Quitter Berlin…
Quand j’ai quitté Berlin au courant du mois d’août, j’ai pris le train à la gare de Spandau. Je ne connaissais pas cette gare puisque j’étais toujours parti de celle réservée aux militaires français à Tegel ou à Zoologish Garten.
L’environnement de Spandau semble déjà ne plus appartenir à Berlin. C’est une espèce de quartier morne sans particularité, d’une triste banalité où viennent s’installer des espaces de restauration qui vous font désespérer du genre humain.
J’étais en avance et le train avait du retard. Un jeune homme arrive tout essoufflé et me demande, en allemand, s’il est sur le bon quai pour Paris et s’il est dans les temps. Je lui réponds dans sa langue natale, le français, que oui il est sur le bon quai, que non le train n’est pas encore arrivé et que d’ailleurs il est en retard. Il me confie ses bagages pour aller poster une lettre et revient l’air préoccupé. Il s’assoit près de moi. Étant donné la tristesse qui m’envahissait, j’ai besoin de parler ou tout au moins d’entendre parler autour de moi, je tente donc de nouer le dialogue. Il répond volontiers aux premières questions comme quoi il est étudiant, que son stage ERASMUS vient de se terminer, qu’il doit aller dans une autre ville pour en faire un autre, qu’il aurait voulu rester à Berlin… puis pris d’un agacement soudain, il se prend la tête dans les mains pour s’isoler. Je le laisse à ses préoccupations qui semblent être de la peine. Quand je le sens de nouveau plus réceptif, je tente la question qui vient à l’esprit « tu laisses un amour ? ». Il se redresse d’un bon « Heureusement non ! Sinon j’aurais tout fait pour rester ». Et bien sûr j’entends, « Hélas non, sinon j’aurais eu la force et le courage de rester, j’aurais eu la perspective de pouvoir revenir… »
Puis de nouveau il me signifie qu’il ne souhaite plus poursuivre la conversation.

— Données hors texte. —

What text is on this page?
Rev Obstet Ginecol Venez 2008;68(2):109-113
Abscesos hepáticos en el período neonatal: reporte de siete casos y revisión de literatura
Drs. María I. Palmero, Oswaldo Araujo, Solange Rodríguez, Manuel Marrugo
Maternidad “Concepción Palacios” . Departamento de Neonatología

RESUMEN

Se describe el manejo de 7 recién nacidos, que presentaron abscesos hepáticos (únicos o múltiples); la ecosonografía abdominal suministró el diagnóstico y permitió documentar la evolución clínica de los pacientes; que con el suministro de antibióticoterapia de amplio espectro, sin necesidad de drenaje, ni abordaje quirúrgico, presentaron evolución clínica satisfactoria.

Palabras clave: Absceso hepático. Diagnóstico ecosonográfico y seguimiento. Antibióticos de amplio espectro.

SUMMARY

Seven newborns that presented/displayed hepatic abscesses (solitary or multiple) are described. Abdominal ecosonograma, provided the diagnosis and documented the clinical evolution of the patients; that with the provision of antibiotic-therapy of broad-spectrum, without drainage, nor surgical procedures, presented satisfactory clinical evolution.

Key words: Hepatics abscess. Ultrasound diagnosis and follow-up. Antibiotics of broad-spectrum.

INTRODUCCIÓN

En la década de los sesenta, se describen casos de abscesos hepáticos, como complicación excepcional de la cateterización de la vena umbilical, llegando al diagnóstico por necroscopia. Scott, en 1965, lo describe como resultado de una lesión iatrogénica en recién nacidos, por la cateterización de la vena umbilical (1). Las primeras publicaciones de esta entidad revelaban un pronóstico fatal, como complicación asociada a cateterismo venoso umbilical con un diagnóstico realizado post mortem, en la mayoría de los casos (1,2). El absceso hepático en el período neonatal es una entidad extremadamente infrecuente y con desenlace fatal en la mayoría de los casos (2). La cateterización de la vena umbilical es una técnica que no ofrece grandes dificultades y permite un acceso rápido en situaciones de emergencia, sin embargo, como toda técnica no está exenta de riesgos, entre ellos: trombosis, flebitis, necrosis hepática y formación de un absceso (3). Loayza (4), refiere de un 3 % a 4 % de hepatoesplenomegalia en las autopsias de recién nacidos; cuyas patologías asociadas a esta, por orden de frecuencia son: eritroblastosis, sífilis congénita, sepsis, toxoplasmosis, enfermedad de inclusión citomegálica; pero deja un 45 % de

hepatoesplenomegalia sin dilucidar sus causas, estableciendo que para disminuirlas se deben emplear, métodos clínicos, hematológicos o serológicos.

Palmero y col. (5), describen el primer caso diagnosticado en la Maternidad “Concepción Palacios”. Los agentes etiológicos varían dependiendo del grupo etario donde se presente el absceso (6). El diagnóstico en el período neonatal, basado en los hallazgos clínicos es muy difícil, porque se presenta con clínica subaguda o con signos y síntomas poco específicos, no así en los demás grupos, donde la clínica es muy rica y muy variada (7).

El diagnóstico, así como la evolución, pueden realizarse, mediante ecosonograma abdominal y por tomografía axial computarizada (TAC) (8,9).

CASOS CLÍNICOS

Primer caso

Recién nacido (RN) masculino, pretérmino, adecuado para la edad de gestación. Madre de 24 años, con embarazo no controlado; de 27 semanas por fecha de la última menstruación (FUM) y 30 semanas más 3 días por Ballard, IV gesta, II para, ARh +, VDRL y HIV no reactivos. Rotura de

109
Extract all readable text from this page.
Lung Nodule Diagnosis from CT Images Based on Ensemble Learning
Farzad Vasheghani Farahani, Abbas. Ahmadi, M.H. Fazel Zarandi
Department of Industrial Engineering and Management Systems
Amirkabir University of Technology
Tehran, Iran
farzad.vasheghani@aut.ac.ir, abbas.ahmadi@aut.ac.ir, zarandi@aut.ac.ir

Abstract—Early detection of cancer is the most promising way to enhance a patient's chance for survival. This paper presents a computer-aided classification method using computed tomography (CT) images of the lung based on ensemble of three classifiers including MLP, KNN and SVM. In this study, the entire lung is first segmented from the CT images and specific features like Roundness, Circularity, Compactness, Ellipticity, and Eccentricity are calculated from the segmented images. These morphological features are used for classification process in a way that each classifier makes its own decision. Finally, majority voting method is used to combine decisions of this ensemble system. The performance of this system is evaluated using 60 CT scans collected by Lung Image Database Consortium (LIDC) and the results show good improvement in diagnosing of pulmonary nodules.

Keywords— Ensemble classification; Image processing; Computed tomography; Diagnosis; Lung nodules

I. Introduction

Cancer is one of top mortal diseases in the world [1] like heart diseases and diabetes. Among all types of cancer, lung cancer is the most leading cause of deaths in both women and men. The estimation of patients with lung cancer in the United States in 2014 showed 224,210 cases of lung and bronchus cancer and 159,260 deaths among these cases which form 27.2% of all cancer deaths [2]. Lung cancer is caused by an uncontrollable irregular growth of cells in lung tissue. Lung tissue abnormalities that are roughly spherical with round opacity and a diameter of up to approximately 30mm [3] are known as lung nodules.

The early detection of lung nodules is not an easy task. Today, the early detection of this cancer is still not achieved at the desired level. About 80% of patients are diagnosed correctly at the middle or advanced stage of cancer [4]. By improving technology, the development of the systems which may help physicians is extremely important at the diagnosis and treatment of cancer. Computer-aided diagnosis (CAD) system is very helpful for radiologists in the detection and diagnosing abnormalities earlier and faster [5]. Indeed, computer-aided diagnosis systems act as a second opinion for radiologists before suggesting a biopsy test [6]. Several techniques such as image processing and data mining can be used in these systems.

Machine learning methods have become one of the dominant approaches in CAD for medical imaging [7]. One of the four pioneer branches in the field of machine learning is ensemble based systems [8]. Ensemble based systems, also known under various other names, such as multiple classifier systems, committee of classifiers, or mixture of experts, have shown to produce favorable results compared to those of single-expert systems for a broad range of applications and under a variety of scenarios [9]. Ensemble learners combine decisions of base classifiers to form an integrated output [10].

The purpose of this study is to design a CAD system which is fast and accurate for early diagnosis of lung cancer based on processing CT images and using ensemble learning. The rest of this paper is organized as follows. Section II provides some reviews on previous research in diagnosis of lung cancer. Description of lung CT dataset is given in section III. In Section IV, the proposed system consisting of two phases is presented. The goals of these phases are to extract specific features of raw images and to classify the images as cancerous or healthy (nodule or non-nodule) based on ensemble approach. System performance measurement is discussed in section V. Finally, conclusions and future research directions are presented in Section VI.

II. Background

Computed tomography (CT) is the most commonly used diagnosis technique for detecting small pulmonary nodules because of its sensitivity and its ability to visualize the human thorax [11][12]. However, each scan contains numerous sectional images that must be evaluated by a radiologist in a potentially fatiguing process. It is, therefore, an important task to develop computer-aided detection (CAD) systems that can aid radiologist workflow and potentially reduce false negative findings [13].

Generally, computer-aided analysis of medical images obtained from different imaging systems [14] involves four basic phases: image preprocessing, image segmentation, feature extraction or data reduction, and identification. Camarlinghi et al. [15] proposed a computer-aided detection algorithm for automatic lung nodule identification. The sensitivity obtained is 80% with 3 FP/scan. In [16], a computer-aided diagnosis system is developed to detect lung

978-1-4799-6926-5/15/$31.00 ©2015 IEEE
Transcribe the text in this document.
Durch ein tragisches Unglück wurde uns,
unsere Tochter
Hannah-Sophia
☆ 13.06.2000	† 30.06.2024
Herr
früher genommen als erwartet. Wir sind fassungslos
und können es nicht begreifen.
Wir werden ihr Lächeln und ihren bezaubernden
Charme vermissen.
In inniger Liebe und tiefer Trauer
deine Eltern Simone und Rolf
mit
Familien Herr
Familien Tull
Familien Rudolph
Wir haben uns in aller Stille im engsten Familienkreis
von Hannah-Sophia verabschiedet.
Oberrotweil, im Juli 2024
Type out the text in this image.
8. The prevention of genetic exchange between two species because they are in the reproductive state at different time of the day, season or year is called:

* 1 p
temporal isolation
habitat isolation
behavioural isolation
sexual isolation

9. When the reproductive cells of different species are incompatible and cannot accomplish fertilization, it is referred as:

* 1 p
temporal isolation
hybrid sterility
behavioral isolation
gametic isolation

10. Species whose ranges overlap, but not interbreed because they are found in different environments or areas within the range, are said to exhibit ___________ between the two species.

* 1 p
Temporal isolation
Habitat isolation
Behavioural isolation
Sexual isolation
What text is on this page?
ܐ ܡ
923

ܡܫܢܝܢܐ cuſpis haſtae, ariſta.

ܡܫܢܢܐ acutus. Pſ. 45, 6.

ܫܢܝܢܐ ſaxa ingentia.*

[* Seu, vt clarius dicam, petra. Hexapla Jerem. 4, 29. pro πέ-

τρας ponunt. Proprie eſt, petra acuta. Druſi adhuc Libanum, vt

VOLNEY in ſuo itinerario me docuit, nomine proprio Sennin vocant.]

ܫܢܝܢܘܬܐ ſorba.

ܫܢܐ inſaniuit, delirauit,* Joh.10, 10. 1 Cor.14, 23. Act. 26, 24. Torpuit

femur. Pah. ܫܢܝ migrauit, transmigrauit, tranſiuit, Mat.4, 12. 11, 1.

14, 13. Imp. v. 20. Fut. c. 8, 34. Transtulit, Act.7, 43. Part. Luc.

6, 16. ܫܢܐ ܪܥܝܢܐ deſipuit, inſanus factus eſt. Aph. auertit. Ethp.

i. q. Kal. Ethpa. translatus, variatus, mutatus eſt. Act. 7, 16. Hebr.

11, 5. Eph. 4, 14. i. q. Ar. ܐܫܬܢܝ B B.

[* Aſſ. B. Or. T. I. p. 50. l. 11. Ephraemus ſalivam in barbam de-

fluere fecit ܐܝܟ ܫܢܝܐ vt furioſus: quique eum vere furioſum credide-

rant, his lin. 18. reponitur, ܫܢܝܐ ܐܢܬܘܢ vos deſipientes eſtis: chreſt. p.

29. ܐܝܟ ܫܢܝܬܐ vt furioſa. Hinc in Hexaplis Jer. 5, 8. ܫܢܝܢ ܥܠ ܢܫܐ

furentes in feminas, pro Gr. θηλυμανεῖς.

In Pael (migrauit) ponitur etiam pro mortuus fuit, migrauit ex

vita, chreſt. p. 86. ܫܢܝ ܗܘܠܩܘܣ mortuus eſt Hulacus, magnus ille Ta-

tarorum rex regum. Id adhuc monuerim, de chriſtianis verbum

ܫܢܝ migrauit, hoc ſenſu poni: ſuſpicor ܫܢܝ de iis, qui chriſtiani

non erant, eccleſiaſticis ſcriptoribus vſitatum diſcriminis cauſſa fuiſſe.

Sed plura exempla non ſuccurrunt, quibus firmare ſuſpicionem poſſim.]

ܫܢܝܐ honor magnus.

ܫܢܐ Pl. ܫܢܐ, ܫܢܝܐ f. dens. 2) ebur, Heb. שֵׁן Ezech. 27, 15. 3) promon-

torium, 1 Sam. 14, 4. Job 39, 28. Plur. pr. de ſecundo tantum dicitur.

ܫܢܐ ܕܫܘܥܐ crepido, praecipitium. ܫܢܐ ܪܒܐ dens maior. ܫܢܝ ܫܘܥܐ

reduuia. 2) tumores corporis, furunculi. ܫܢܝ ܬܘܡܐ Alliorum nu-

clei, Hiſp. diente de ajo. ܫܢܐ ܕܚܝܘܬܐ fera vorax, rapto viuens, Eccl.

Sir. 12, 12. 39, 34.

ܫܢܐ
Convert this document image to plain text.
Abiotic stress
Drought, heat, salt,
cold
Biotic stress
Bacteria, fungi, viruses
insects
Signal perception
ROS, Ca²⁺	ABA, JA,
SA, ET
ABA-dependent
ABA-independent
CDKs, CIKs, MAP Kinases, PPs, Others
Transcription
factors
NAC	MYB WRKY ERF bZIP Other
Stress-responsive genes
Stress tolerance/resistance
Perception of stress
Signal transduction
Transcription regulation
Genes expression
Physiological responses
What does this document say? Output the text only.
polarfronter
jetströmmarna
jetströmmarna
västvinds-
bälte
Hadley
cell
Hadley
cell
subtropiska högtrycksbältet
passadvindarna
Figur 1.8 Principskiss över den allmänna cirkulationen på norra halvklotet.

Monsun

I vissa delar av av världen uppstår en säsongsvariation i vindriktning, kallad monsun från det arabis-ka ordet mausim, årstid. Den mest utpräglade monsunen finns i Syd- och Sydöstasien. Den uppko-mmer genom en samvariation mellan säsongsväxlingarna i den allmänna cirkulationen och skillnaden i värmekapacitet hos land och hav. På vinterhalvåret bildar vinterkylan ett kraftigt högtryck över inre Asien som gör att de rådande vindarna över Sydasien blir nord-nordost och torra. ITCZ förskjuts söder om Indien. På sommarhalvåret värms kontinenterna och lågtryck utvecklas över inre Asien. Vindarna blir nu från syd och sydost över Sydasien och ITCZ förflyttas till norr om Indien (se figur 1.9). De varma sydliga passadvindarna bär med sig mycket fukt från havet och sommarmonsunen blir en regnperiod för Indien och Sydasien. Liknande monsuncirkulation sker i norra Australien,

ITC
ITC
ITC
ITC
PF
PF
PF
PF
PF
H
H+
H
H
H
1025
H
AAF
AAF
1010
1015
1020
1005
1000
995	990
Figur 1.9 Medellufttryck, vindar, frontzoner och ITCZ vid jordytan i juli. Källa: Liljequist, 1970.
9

Nous restons silencieux chacun sur notre siège. Je m’étire sur le mien et me dis, « Voilà, 20 ans plus tard, la magie de cette ville opère encore et toujours »… d’une manière sûrement différente mais toujours aussi puissamment.
Et même avec une histoire d’amour qui pour moi fut d’une puissance rare, 20 ans plus tard, je n’ai pu rester non plus à Berlin. Cette ville s’incarne dans des femmes extraordinaires pour vous faire sortir de vos tripes… mais c’est aussi la ville des révolutions assassinées… Et comme toutes les grandes villes fascinantes du monde, elle prend et rejette selon son bon vouloir. Alors même si l’on a cru pouvoir enfin mener la révolution seul et conjurer le sort habituel qui leur est réservé, nous n’échappons pas à sa malédiction. Et c’est là l’étrangeté de Berlin, vous ne pouvez jamais lui en vouloir car même si vous ne devez jamais vous en remettre, elle vous a révélé une part de votre destin et vous rend à jamais redevable des instants prodigieux que vous y avez vécu, de la connaissance nouvelle du monde qu’elle vous a apportée.